Jakarta, Kabartujuhsatu.news, – Badan Anggaran (Banggar) DPR RI hari ini menggelar Rapat Kerja dengan Menteri Keuangan (Menkeu) Sri Mulyani, selaku perwakilan pemerintah, terkait dengan kondisi terkini Anggaran Pendapatan dan Belanja Negara (APBN) 2022.
Ketua Banggar Said Abdullah mengatakan bahwa dinamika yang terjadi sekarang membuat pengelolaan keuangan negara cukup rentan mengalami shock.
Dalam penjelasannya, Said mengungkapkan beberapa faktor utama yang katalisator, seperti kenaikan harga komoditas energi, tekanan nilai tukar rupiah yang dipicu kebijakan moneter negara maju, lonjakan inflasi, hingga situasi geopolitik.
“Ini memiliki konsekuensi pada pada postur APBN dan menyebabkan kedaruratan pada APBN 2022,” ujarnya saat membuka rapat di Kompleks Parlemen pada Kamis, 19 Mei.
Menurut Said, perubahan terjadi pada sektor belanja negara yang harus dapat mengimbangi beban subsidi energi agar mampu menjaga daya beli masyarakat.
“Yang patut kita syukuri, penambahan beberapa pos belanja negara dapat kita penuhi dengan perkiraan pendapatan negara yang bertambah.
Pemerintah memperkirakan kenaikan pendapatan negara menjadi Rp2.266 triliun dari perencanaan semula pada APBN 2022 sebesar Rp1.846 triliun,” tuturnya.
Said menambahkan, naiknya pendapatan negara disumbangkan dari penerimaan pajak maupun PNBP atas kenaikan berbagai komoditas ekspor yang menjadi andalan, yaitu CPO dan batu bara.
“Melalui perubahan komposisi pendapatan dan belanja negara, puji syukur defisit APBN kita sebagaimana usulan pemerintah malah bisa lebih rendah, dari semula 4,85 persen PDB menjadi kisaran 4,3 sampai 4,5 persen PDB,” katanya.
“Lebih rendahnya perubahan rencana defisit tahun 2022 ini makin memudahkan pemerintah softlanding ke posisi dibawah 3 persen PDB pada tahun depan,” sambung dia.
Dalam kesempatan yang sama, Menkeu Sri Mulyani memaparkan bahwa belanja negara diproyeksi naik Rp392,3 triliun dari sebelumnya Rp2.714,2 triliun menjadi Rp3.106,4 triliun.
Lonjakan tersebut utamanya dipicu karena peningkatan beban subsidi energi (BBM dan listrik) dari pagu awal Rp134 triliun untuk sepanjang tahun ini menjadi Rp208,9 triliun.

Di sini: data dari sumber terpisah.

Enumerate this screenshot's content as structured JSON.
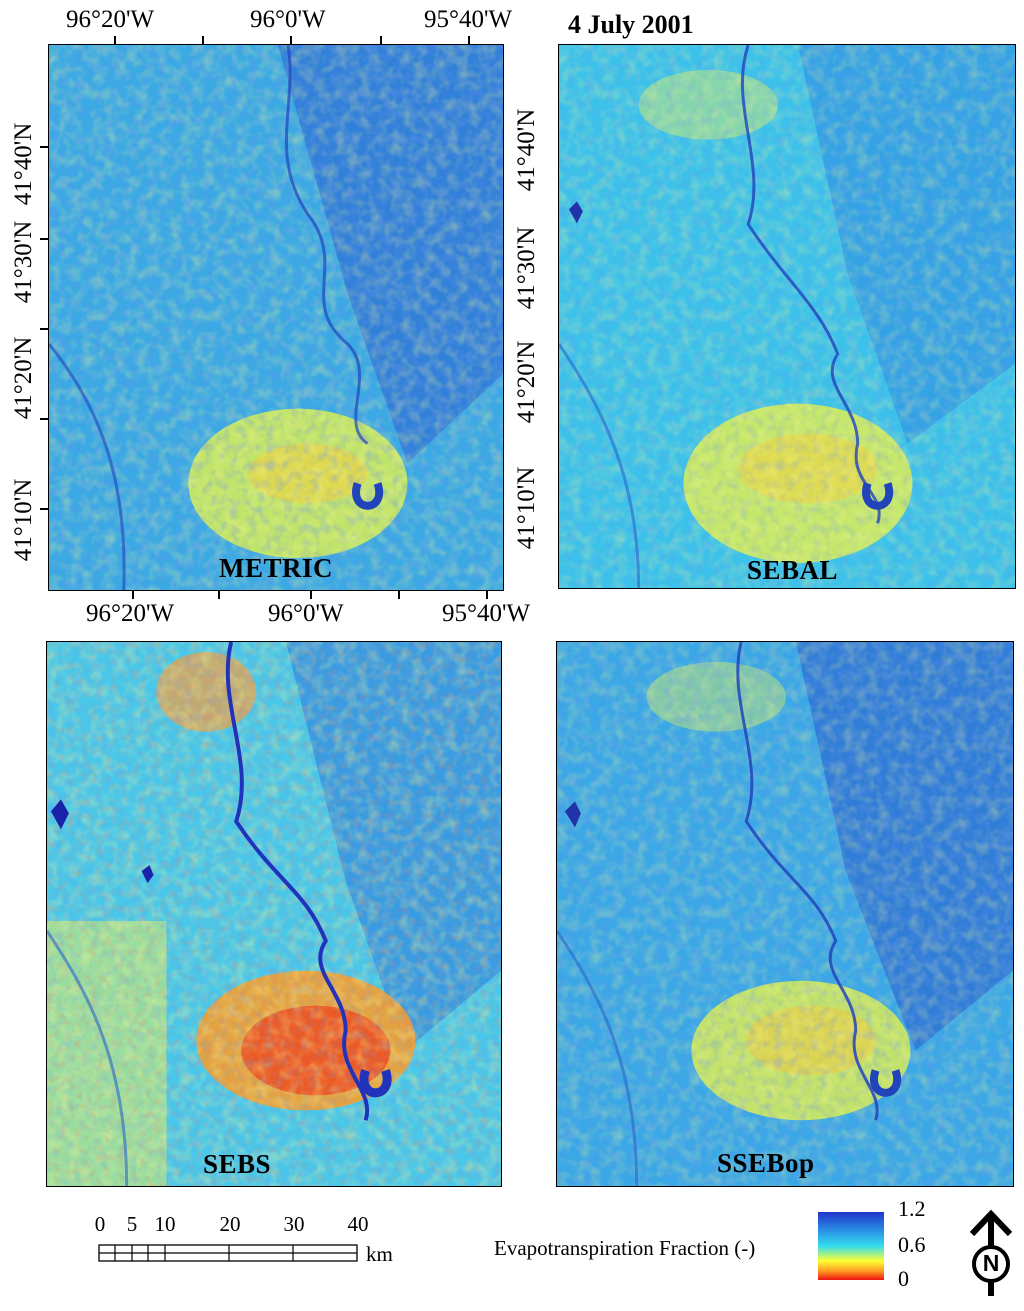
{
  "figure": {
    "date_title": "4 July 2001"
  },
  "panels": [
    {
      "id": "metric",
      "label": "METRIC"
    },
    {
      "id": "sebal",
      "label": "SEBAL"
    },
    {
      "id": "sebs",
      "label": "SEBS"
    },
    {
      "id": "ssebop",
      "label": "SSEBop"
    }
  ],
  "axes": {
    "longitude_top": [
      "96°20'W",
      "96°0'W",
      "95°40'W"
    ],
    "longitude_bottom": [
      "96°20'W",
      "96°0'W",
      "95°40'W"
    ],
    "latitude_left": [
      "41°40'N",
      "41°30'N",
      "41°20'N",
      "41°10'N"
    ],
    "latitude_right": [
      "41°40'N",
      "41°30'N",
      "41°20'N",
      "41°10'N"
    ]
  },
  "scale_bar": {
    "values": [
      "0",
      "5",
      "10",
      "20",
      "30",
      "40"
    ],
    "unit": "km"
  },
  "legend": {
    "title": "Evapotranspiration Fraction (-)",
    "max": "1.2",
    "mid": "0.6",
    "min": "0",
    "colors": {
      "high": "#2233cc",
      "mid": "#33ddee",
      "low_mid": "#ffff33",
      "low": "#ee1111"
    }
  },
  "north_arrow": {
    "label": "N"
  }
}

Perlu diingat bahwa angka ini belum termasuk dengan nilai pemberian kompensasi energi.
Maka, apabila subsidi dan kompensasi digabung didapati nilai outlook beban mencapai Rp443,6 triliun. Padahal alokasi di awal tahun hanya sebesar Rp152,5 triliun.
“Meningkatnya harga minyak dan tidak ada kebijakan penyesuaian harga menyebabkan beban subsidi dan kompensasi naik signifikan,” ujar Menkeu Sri Mulyani.